Friday, August 13, 2010

Gary Palmer: Who do Americans trust?

  Do Americans trust Congress as a collective institution? Not according to a recent Gallup public opinion poll which showed that Americans rank Congress below Health Maintenance Organizations (HMOs), big business and organized labor. In fact, Congress is ranked dead last in the “confidence” category. The polling data shows only 11 percent have a “great deal” or “a lot of” confidence in Congress while half of Americans now say they have “very little” or “no” confidence in Congress.

  On the other hand, the most trusted institutions in the country are the military, the police, small businesses and the church. It must be a bit worrisome to liberals that the most trusted groups are the capitalists and the ones carrying guns or reading the Bible.

  Of the three branches of government, Congress was intended by the Founding Fathers to be the most responsive to the people. As the branch that makes the laws and appropriates our money, it is how the people govern themselves. If people have so little confidence in Congress as an institution, then they surely have little confidence that Congress is performing as it was intended to perform, and that is a reflection of its members.

  Consequently, what these polls reflect is a national disgust with the integrity and character of members of Congress, more so than with Congress as a functioning institution. For instance, a 2008 Gallup poll found that in terms honesty and ethics, only car salesmen, telemarketers and lobbyists ranked lower than Congressmen. Gallup did the survey again in 2009 and for the first time ever, a majority of Americans - 55 percent - gave members of the House of Representatives a “low” or “very low” rating for their honesty and ethical standards. Members of the House were at the very bottom of the ranking, below car salesmen and members of the U.S. Senate who ranked third from the bottom with 49 percent rating their trustworthiness as “low” or “very low.” By the way, the 2009 survey dropped lobbyists and telemarketers.

  A Rasmussen poll conducted July 31-August 1, 2010 verifies the low regard Americans have for members of Congress. Only 23 percent of the adults surveyed have a favorable opinion of members of Congress while 72 percent have an unfavorable view, including 45 percent who have a “very unfavorable” view of them.

  Rasmussen reports that those who start their own businesses are the most respected professionals, with 89 percent of those polled having a favorable impression of entrepreneurs who tied with small business owners for the top ranking. Pastors and religious leaders were third and once again, members of Congress came in last.

  What should we make of such polls? The first thing that comes to mind is that we are sending the wrong people to Congress.

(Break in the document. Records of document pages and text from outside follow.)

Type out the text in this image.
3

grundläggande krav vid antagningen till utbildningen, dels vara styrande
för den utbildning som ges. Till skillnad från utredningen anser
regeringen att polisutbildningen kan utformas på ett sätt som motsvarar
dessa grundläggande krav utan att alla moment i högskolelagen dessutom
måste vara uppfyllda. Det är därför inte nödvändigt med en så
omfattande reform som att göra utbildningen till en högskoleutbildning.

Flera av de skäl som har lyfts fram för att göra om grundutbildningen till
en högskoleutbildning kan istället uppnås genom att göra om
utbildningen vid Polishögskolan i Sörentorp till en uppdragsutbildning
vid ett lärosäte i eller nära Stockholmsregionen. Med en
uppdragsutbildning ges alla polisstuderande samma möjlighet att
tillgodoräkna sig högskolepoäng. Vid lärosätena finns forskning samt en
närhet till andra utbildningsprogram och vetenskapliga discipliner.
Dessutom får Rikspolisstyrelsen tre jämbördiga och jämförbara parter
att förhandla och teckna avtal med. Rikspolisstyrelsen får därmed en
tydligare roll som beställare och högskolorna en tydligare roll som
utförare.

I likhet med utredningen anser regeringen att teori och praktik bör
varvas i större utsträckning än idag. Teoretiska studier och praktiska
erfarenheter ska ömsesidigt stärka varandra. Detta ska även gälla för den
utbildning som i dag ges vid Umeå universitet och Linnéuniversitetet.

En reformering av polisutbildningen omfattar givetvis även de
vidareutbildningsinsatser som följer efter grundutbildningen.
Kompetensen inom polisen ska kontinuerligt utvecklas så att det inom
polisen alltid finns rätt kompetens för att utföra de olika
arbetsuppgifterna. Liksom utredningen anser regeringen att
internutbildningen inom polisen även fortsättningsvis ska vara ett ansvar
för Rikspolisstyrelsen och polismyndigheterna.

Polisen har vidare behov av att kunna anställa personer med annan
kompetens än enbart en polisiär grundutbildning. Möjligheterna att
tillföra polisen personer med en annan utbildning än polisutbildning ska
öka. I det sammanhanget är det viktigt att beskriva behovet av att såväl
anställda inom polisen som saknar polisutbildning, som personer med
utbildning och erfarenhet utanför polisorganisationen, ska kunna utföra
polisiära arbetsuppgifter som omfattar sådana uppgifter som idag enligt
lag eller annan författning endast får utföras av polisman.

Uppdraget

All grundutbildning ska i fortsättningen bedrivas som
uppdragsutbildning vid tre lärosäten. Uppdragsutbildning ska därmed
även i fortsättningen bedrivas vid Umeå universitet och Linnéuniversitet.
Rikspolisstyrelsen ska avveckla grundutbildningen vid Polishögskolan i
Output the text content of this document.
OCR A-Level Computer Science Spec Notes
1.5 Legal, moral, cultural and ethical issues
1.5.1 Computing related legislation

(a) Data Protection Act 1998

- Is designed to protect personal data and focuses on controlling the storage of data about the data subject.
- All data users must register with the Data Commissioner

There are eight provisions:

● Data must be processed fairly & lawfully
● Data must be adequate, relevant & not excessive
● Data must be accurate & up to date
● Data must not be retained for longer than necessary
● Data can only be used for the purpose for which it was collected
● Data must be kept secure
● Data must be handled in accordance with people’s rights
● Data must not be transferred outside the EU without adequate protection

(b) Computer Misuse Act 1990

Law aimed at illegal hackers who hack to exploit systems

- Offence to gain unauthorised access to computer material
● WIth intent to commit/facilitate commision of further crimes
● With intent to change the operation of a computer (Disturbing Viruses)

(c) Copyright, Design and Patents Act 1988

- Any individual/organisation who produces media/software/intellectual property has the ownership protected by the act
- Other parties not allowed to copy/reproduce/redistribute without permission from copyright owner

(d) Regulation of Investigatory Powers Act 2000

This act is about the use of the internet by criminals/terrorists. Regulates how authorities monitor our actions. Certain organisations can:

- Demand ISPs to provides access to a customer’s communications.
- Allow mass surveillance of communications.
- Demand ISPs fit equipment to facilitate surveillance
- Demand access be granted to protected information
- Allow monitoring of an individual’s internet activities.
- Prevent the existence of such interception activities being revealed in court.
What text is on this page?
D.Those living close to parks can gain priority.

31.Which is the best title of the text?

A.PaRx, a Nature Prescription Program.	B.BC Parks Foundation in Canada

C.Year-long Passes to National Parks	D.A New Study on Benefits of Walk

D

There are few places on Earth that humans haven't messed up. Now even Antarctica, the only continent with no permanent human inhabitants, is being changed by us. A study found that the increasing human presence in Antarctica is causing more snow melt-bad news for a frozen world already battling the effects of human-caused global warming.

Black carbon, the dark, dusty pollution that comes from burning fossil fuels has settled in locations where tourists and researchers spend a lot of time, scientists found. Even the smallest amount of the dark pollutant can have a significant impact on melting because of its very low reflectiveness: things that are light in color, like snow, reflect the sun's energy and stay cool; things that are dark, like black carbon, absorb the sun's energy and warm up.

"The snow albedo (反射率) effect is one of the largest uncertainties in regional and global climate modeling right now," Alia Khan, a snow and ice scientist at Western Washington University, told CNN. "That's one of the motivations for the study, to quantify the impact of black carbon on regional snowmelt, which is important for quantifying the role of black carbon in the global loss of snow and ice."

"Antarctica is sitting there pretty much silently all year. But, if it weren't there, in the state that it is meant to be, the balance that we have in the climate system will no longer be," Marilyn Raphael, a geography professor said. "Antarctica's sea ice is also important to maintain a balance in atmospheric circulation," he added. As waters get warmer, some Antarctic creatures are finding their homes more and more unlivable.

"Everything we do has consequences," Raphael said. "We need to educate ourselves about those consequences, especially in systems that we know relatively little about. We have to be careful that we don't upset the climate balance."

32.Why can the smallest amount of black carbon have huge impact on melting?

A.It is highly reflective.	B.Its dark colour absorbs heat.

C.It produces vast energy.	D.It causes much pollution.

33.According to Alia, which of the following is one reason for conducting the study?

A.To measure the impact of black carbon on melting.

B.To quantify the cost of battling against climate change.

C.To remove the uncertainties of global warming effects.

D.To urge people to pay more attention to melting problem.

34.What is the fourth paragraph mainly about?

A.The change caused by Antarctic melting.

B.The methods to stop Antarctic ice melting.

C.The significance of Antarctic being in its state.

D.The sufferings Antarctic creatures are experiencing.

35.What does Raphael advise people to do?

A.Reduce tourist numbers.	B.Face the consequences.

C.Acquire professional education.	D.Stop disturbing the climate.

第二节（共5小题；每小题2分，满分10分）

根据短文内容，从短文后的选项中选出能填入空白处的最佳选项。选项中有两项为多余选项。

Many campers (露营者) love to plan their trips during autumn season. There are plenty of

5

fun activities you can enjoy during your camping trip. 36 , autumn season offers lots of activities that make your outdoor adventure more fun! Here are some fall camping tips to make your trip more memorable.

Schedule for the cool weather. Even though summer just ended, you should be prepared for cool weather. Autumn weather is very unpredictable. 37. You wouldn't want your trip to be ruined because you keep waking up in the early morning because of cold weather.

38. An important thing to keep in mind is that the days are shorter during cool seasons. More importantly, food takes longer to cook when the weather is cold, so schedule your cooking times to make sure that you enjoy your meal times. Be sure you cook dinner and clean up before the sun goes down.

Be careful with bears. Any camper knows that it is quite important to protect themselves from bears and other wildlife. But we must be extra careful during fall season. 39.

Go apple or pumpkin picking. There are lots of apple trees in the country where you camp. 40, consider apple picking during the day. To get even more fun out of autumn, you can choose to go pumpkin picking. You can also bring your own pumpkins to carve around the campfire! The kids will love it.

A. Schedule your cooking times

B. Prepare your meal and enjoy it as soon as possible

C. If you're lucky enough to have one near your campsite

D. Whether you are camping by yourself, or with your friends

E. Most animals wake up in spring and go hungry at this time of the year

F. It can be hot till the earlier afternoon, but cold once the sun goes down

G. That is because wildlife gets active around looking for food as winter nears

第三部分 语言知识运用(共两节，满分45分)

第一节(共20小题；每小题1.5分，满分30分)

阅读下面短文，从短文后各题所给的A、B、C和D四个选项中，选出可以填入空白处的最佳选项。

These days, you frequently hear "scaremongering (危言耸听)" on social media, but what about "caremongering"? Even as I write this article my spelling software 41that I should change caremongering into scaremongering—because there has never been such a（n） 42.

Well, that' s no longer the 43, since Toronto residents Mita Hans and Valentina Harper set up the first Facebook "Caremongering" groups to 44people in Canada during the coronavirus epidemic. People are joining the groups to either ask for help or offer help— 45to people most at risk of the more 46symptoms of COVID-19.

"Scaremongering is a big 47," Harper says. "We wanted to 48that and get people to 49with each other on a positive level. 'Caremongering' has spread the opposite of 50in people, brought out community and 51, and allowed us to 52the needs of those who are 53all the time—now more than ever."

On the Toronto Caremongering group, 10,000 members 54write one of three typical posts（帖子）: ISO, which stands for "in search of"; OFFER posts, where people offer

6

  A good case could be made that if the health care reform bill had been designed by the people Americans trust most—entrepreneurs, small business owners and health care professionals—we would have health care reform that patients can afford, that meets their needs and that will not bankrupt the country. Instead, we have what Congress best creates … a massive bureaucracy that will be perpetually issuing regulations that limit health care services while costing us trillions of dollars.

  Even though public opinion of Congress is at unprecedented lows, members of Congress may not have much to fear in the upcoming elections. The re-election rate for House members over the last 30 years is 94.5 percent. Even in the historic 1994 election in which the Republicans gained control of the House for the first time since 1952, the re-election rate was 90 percent. Only once since 1978 has it dropped below 90 percent and that was in 1992 when 88 percent of House members won re-election. The re-election rate for the U.S. Senate, while considerably lower at 83.3 percent, does not reflect much willingness by voters to change the nation’s course either.

  If the American public is disgusted with Congress, if Americans no longer trust Congress as an institution, and if Congressmen are the least respected professionals in the country, there is only one way to change that. As Plato said, “The punishment which the wise suffer who refuse to take part in the government, is to live under the government of worse men.”

  Most Americans are becoming aware that the only way to change Congress is to elect people with integrity, intelligence and the right ideas and values. Voters can curse the darkness, or in this case the members of Congress, or they can go vote on Election Day to elect candidates who will lead us back from the brink of bankruptcy and national ruin.

  About the author: Gary Palmer is president of the Alabama Policy Institute, a non-partisan, non-profit research and education organization dedicated to the preservation of free markets, limited government and strong families, which are indispensable to a prosperous society.